My training lineage:
T-shirt of Mr. Simpson's lineage: Ed Parker's American Kenpo (top of triangle);
Skip Hancock's Kenpo 2000 (left); Mr. Simpson's Pacific Northwest Karate Center.
T-Shirt of Alpha Martial Arts' logo. Black belt including my name and Alpha
Martial Arts' logo. Photograph by Evan Robinson. Click to embiggen.
Sara wrote to an email list we're on:
Evan's been doing Kenpo karate for as long as I've known him. Longer, actually: when I met him, he was a 25-year-old four-night-a-week dojo rat with six-pac abs and an appetite for esoteric books on management of violent conflict. Kenpo is a big guy's art, a very technical kind of karate that's favored by bouncers, bodyguards, and other people for whom self-defense is a serious business. In fact, Kenpo was founded by Elvis's Hawaiian bodyguard, Ed Parker; and Elvis himself had a Kenpo black belt. Evan took some workshops with Ed Parker back in the day, and has always sought out teachers who were directly Parker-trained.
But Evan quit Kenpo at 28, just a few months shy of getting his black belt...though he's never stopped training on his own through all the years that followed.
Fast forward to four years ago. We're in Vancouver, and Evan's been piddling around with a local dojo that (ahem) lacks the rigor of the far more serious one he'd trained with in Santa Clara. But he finds a really great one over the border in Bellingham, which is closely affiliated with Parker's most respected remaining student. We're making weekly trips there anyway, so he joins up, digs out his brown belt, and gets back into training.
When he moved to Seattle last year, he asked the Bham dojo for a referral to another school in the city. We bought our house, in part, because it's a 10-minute drive from this one.
Long story short: Tonight, Evan finally received his long-delayed black belt, after a seven-hour marathon test that started at 9 am this morning and ran until 4 pm. I was there for the last couple hours of it, and was amazed at both the rigor, and the fact that my 50-year-old guy was holding up under it. He was probably the oldest person testing -- and also the biggest, and also one of the two or three most skilled. (They call him "Po" -- the Kung Fu panda.)
One of the universal rituals of martial arts is that when you're given your black belt, your instructor gives you a ceremonial kick in the gut. Usually, one or two other instructors stand behind you to catch you if you should get knocked over.
Evan was the last candidate kicked. When his turn came, nine instructors got off the bench to come and stand behind him to support him. Pretty sweet. When I came down to the mat to hug him afterward, his heavy canvas gi was completely drenched with sweat -- not a dry spot on him anywhere. He's resting now, after a hot shower, a steak dinner, and a stiff dose of ibuprofen....

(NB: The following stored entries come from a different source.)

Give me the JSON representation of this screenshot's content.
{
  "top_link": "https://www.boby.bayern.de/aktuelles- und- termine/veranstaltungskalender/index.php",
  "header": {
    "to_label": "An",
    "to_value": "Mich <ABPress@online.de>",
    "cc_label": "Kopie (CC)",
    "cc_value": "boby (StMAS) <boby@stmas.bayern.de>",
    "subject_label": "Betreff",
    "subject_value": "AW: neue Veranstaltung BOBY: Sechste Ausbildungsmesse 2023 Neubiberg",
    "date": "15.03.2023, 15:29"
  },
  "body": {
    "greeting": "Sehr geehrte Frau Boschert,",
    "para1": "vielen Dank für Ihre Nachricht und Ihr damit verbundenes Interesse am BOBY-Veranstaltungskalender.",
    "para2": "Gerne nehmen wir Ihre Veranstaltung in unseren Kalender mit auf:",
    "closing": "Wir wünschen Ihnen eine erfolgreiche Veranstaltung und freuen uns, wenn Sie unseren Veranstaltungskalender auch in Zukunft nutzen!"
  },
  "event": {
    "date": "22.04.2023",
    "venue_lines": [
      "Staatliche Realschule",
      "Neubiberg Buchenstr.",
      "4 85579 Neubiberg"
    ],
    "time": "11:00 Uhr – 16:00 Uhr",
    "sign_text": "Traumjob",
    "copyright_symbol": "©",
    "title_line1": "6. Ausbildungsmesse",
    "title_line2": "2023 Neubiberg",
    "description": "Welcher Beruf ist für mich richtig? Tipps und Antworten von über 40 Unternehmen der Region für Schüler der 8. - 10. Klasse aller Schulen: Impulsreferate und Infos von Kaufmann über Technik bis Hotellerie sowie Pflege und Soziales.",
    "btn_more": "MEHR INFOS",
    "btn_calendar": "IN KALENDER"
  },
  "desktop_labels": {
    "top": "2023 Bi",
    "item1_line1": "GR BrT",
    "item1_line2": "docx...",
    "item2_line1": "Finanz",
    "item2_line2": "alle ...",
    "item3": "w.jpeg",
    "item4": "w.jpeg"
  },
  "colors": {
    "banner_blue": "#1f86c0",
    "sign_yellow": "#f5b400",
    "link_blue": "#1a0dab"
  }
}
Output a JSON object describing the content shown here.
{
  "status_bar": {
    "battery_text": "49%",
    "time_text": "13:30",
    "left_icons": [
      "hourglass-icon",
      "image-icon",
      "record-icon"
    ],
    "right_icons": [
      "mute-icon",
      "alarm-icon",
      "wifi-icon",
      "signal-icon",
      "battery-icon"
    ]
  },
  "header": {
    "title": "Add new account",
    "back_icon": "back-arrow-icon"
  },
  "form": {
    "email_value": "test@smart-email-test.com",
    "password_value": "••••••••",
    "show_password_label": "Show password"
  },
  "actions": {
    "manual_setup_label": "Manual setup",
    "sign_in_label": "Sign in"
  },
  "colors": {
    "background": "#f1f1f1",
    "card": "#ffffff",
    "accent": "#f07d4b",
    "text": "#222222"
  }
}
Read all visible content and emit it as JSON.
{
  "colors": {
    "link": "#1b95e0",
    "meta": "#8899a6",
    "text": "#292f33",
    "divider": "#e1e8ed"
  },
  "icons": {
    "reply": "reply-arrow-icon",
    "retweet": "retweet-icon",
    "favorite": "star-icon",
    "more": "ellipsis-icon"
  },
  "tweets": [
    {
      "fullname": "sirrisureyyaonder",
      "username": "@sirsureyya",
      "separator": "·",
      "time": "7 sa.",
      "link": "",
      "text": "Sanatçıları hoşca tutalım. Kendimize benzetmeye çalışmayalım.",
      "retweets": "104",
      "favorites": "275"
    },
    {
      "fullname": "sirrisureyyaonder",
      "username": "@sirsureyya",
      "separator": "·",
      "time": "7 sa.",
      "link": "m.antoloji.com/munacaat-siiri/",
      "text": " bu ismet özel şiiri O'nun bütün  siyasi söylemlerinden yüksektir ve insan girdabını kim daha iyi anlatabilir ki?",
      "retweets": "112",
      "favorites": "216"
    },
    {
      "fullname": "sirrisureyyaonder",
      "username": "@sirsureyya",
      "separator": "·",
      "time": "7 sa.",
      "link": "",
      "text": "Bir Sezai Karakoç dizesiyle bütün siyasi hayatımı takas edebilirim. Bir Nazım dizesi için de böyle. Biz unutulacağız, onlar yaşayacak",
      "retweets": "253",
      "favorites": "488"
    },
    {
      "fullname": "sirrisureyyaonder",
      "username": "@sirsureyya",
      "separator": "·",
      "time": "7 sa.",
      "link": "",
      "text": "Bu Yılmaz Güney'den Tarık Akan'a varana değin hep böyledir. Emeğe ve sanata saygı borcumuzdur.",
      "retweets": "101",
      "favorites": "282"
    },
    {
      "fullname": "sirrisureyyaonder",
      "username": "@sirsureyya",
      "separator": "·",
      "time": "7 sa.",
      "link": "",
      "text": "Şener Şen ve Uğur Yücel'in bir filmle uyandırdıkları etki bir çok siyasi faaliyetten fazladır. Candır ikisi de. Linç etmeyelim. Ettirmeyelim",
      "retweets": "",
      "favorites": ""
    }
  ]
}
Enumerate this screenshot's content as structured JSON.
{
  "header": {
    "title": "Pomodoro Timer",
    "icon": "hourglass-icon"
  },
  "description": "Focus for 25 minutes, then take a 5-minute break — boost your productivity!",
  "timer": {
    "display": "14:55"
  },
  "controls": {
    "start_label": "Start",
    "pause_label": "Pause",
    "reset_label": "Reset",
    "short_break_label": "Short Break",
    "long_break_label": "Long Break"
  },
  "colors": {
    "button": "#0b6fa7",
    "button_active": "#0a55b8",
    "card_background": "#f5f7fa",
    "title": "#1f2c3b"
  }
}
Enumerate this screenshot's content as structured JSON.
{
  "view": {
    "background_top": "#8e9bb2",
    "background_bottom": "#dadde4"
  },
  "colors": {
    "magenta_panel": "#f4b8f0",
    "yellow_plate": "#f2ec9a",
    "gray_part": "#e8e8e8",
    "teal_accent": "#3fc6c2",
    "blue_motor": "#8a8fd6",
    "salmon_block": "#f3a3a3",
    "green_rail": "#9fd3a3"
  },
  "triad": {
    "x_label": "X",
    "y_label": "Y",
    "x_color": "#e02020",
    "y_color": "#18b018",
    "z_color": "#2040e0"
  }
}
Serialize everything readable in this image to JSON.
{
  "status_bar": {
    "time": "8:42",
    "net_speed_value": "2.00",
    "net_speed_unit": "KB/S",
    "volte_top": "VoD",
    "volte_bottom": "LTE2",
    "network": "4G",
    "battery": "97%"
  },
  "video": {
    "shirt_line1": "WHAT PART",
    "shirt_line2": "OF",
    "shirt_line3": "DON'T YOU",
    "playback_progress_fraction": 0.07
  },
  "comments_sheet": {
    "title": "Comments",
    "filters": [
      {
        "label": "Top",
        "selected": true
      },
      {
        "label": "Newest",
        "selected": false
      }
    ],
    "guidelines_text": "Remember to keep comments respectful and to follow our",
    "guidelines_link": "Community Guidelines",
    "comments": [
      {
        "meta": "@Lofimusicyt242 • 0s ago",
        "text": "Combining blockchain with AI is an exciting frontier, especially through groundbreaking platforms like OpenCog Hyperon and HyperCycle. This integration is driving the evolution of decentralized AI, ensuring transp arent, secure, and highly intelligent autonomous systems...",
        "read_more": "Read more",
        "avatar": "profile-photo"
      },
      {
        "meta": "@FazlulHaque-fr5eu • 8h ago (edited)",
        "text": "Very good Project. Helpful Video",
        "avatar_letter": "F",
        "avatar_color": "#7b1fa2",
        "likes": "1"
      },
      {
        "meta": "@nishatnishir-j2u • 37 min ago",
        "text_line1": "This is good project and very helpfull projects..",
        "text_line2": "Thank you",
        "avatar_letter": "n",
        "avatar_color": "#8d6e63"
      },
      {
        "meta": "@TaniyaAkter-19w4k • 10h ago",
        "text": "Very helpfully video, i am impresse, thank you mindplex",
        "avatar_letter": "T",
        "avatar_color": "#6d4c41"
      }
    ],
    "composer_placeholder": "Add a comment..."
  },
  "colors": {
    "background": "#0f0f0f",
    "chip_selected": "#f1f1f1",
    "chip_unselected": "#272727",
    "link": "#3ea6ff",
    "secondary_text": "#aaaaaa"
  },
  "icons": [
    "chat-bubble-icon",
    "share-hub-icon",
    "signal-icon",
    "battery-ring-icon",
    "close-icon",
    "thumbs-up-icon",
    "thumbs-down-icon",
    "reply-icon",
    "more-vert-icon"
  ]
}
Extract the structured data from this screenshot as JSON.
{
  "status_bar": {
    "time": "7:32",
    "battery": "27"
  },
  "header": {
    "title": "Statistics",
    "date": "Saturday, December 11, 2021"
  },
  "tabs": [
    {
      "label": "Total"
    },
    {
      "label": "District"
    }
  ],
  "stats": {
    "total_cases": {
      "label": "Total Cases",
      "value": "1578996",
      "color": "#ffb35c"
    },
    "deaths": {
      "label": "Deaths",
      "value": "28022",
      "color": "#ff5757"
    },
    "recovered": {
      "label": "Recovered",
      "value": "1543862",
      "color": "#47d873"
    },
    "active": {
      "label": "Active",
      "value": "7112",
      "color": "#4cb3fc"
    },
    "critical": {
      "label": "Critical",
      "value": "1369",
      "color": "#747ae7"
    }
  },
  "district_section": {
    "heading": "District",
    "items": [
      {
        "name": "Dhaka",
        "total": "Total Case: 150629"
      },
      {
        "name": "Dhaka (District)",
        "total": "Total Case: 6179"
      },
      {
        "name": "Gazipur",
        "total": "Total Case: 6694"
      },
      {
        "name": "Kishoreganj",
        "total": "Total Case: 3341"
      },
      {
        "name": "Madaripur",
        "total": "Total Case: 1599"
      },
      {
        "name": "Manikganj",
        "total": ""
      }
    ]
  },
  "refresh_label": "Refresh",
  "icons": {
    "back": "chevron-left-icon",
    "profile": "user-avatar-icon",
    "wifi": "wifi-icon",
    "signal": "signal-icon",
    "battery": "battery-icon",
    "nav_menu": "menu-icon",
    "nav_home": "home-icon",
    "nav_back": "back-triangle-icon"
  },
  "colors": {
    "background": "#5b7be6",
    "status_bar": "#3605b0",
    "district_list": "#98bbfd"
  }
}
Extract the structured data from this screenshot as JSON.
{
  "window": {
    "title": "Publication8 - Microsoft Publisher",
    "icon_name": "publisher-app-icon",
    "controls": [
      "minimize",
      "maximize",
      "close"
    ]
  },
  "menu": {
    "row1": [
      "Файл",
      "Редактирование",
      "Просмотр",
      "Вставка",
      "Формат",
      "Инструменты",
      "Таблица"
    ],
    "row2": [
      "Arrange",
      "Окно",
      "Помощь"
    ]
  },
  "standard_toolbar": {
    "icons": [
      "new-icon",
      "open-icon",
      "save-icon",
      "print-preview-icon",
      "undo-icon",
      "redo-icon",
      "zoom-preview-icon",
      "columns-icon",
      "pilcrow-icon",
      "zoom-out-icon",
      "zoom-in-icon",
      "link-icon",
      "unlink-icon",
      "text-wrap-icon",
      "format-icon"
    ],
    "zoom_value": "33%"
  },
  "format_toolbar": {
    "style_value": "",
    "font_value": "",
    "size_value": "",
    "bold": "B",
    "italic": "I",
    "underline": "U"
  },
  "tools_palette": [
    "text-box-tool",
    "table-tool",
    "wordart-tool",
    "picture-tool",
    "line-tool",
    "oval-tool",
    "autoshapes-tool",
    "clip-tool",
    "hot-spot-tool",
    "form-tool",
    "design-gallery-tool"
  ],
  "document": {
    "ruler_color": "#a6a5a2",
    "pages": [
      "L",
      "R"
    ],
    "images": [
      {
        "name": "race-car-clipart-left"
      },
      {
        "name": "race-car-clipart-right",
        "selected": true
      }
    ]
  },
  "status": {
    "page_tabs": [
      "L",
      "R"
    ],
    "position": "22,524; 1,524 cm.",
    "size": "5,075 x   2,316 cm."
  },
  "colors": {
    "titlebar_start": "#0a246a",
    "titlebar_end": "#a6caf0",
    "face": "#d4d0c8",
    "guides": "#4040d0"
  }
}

Half a lifetime. And about time, too.
I blush :-).
I have trained at: John Sepulveda's Santa Clara Kenpo Karate in Santa Clara, CA (an IKKA school) in the late '80s and early '90s; Shayne Simpson's Pacific Northwest Karate Center in Bellingham, WA (Kenpo 2000 under Professor Hancock); with Professor Skip Hancock in Spokane, WA (Kenpo 2000); and now with Mr. Chris Herrman of Alpha Martial Arts in Seattle, WA (under Mr. Brian MacDonald of Boston, MA). Each of them (and my individual instructors, including Jesse Guel, Marcus Buonfiglio, Jeff Buda, Howard Tabb, Master John Sepulveda, Tom Graves, Greg Moench, Penny Simpson, and Shayne Simpson) have contributed greatly to my understanding of the art and ability to perform.
Without going into details (and thus providing spoilers for other students of Mr. Herrman's), I will say that the two part blackbelt test (90+ minutes Wednesday night of conditioning and sparring and about six hours of running/biking; pad & bag work; sets; self-defense techniques; and forms on Saturday) was certainly the most difficult physical challenge I have ever faced in a non-survival situation, and possibly the most difficult physical challenge ever.
Yes, it was worse than the Grouse Grind :-).
But deeply satisfying to have completed.
My thanks for the congratulations I have received.